Anyhoo, as things stand right now, we're still at my parents' house in Chelmsford. Which is a bit of a problem because most of their stuff is in St Leonards. That's what happens when you spend Christmas with people who are moving house in January. I'm currently working my way through the contents of their freezer in an effort to cut the removal costs, but it's not easy drinking all their Shloer when there aren't any glasses. Fortunately it's not all bad. Apparently breastfeeding on a garden chair isn't as difficult as you might think.

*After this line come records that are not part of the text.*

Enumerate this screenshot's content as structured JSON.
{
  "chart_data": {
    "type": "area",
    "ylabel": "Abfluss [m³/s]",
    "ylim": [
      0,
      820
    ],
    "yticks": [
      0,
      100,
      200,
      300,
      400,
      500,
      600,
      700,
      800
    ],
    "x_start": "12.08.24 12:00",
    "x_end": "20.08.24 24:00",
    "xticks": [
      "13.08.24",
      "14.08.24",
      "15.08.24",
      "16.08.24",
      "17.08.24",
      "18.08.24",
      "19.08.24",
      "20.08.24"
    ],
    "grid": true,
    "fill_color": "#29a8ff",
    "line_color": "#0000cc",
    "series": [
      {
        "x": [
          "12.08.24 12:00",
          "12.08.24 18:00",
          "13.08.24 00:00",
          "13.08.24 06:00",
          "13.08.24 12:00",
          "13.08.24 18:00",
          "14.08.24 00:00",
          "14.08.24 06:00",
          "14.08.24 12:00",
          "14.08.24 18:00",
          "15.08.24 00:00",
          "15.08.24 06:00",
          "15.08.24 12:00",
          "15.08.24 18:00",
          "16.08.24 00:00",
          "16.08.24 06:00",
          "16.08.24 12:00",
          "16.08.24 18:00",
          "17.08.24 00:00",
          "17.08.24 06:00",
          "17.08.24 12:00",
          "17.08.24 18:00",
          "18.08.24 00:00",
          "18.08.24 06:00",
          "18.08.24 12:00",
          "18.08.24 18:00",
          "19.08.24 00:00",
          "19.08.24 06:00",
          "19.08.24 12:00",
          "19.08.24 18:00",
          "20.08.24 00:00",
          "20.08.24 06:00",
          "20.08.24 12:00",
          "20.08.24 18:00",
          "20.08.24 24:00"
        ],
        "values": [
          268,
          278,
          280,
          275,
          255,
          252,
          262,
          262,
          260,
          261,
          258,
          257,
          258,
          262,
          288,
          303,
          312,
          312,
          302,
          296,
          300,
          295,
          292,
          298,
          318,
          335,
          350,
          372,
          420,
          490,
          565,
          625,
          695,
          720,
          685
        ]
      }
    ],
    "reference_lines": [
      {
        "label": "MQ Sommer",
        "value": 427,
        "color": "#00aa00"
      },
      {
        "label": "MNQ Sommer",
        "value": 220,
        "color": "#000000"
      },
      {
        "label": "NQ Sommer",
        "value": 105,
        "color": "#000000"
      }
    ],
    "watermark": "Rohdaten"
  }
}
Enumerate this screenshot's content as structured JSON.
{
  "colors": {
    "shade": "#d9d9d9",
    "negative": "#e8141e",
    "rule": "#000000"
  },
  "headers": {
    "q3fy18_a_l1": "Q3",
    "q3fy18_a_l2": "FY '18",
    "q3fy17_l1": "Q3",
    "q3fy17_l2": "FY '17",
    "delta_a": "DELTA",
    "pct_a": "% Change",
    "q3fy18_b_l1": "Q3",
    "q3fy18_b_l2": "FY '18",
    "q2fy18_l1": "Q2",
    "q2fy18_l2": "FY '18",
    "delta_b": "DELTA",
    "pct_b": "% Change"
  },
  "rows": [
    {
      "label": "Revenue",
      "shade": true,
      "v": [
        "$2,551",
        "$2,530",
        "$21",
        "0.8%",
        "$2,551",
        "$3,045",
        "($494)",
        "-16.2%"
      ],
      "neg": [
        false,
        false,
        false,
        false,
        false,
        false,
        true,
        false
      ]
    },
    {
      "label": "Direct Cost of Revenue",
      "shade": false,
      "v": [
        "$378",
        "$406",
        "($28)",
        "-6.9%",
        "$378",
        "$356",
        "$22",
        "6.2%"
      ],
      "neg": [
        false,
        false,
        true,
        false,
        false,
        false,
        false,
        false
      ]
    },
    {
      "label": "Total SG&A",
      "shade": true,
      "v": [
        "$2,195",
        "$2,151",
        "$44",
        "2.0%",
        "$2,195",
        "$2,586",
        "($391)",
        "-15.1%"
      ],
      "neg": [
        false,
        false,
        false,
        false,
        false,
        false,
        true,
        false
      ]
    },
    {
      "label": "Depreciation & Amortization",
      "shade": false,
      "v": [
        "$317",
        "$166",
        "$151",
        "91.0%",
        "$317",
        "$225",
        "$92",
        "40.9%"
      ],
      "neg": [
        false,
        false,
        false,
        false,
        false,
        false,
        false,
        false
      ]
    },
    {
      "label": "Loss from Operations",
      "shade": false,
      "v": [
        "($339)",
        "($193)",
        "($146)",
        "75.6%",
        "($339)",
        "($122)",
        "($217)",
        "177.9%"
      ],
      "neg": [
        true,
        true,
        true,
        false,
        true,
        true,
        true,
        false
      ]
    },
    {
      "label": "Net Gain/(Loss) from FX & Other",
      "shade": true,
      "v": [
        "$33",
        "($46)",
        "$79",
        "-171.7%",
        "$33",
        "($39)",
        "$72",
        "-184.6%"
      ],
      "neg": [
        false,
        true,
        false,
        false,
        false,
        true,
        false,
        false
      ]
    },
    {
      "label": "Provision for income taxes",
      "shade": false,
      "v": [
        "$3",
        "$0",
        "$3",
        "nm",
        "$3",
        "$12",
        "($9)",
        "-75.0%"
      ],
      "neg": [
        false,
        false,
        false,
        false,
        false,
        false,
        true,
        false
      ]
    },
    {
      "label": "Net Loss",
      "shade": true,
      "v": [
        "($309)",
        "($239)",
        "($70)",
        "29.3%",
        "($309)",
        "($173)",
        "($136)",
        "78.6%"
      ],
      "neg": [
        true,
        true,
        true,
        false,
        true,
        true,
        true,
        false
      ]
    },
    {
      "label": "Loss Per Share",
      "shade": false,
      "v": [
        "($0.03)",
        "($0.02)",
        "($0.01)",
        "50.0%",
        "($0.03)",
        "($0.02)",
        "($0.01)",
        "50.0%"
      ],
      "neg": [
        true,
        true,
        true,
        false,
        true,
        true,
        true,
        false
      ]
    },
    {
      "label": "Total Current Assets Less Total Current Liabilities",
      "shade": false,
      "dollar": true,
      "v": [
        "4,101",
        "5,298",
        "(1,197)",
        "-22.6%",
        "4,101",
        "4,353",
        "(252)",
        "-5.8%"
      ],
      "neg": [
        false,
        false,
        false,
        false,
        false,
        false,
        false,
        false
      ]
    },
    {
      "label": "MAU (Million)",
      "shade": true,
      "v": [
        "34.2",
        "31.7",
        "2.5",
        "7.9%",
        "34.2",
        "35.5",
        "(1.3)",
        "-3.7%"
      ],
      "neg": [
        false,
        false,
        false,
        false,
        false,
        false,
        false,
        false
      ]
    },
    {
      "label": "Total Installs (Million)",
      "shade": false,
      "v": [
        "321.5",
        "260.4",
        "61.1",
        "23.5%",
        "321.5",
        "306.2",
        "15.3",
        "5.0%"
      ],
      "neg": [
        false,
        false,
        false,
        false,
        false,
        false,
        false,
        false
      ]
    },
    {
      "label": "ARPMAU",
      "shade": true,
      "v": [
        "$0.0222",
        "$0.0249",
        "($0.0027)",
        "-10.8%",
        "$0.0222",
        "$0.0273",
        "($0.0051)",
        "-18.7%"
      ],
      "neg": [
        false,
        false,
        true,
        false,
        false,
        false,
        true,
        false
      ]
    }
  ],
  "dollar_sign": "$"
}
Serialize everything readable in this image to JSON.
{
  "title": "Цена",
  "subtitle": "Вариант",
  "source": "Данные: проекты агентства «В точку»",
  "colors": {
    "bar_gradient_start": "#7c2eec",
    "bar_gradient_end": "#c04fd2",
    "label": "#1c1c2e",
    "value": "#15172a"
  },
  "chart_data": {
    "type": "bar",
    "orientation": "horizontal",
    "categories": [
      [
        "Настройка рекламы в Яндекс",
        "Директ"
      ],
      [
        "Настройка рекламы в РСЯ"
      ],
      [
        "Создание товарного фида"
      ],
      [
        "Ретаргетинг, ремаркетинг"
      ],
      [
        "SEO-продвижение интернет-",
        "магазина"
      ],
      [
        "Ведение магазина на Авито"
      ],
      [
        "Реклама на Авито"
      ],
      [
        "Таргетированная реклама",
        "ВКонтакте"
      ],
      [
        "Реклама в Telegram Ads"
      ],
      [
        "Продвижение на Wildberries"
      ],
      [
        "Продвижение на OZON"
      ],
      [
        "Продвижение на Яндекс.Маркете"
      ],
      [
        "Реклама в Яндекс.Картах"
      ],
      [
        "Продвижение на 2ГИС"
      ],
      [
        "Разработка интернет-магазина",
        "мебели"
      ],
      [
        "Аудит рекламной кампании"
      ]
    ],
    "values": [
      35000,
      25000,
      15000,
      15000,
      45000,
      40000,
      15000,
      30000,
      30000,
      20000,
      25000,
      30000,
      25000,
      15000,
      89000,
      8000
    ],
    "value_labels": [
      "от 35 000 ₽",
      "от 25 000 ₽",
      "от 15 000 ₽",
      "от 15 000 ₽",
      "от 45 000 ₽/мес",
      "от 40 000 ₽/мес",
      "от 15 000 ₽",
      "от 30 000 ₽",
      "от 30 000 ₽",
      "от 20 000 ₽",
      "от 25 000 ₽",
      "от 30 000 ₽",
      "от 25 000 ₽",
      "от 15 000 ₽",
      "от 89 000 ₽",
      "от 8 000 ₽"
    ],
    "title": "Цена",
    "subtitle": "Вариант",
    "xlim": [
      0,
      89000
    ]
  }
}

As for my cat, well my parents seem to be keeping her in an old Ikea bag down the side of the fridge...

The Cat in the Sack
It's the modern equivalent of drowning kittens in a sack.

I'm planning to have Chloe home in the next few days, but I'm currently storing nappies in her old litter tray, so I need a bit of time to reorganise. We don't have the luxury of any space down the side of our fridge.

I'm not sure at the moment when we're heading back to Brighton. Lisa's refusing to go anywhere until she's spent the Next vouchers she got for Christmas, and I've pledged to go on a diet the moment we get home, so I'm not in any hurry to leave. I've taken the week off work, which is just as well, because the only place with more cakes than my Mum is the pharmacy stores at Brighton General.

In the meantime I'm single-handedly supporting the cocoa bean plantations of Venezuela, and stopping the makers of Pringles going the way of Woolworths. I've also bought some half-price hair clippers in the Sainsbury's sale, which is a bit like a blind man buying glasses. To be honest I only went out to stop Amelie crying. Lisa's tried singing to her, but it doesn't always work. Possibly because she keeps singing 'Shaddap You Face', and Amelie's more of an Ultravox fan. But the fresh air seems to calm her right down. Let's face it, it's not easy to make a noise when your tongue's frozen to the roof of your mouth.